Gerald had slipped off into his own little world again.

Eugenia took me into the den and showed me what was left of their new computer. Three rounds of buckshot had completely destroyed the monitor, the tower, the keyboard, and what had probably been a very nice photo of Eugenia’s mother, the toad woman, hanging on the opposite wall.

I stopped by Gerald’s couch on the way out the door, and heard him mumbling.

“… c-con-control panel, cursor, d-database, d-defragmentation, d-disk … disk drive, download, eBay, eBay, eBay, Ethernet, file, f-folder, gig … g-gig … gigabyte, g-google … ”

Eugenia told me not to disturb him. “He’s going through his computer alphabet again,” she said. “The words comfort him, even if he doesn’t know what they mean. When he gets to ‘virtual memory’ and ‘zoom box,’ he’ll either start all over again or ask for more shotgun shells.”

I told her I was sorry I couldn’t be of any help.

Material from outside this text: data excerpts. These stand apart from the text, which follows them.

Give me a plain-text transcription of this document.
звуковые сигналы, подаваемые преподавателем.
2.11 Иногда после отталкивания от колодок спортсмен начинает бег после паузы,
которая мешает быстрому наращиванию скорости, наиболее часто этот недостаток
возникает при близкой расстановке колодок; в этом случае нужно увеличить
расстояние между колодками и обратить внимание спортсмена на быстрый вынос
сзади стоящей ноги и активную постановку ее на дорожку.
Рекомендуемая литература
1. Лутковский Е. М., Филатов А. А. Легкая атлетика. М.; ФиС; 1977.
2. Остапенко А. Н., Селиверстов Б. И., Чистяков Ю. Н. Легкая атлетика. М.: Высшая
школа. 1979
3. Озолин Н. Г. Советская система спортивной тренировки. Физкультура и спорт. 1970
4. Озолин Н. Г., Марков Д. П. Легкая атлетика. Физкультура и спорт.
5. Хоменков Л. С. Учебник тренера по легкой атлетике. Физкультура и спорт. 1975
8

She said not to worry, she’d hidden the shotgun, and besides, the Mental Health people would be there soon. She’d already spoken to them on the phone, and they’d told her they’d seen a lot of this lately. They called it your Basic Human Hard Drive Fragmentation Syndrome, and said they had a program which would make Gerald right as rain again. It was something put together by the Norton Anti-Virus people, and it required only a Die-Hard battery and a pair of low-tech jumper cables.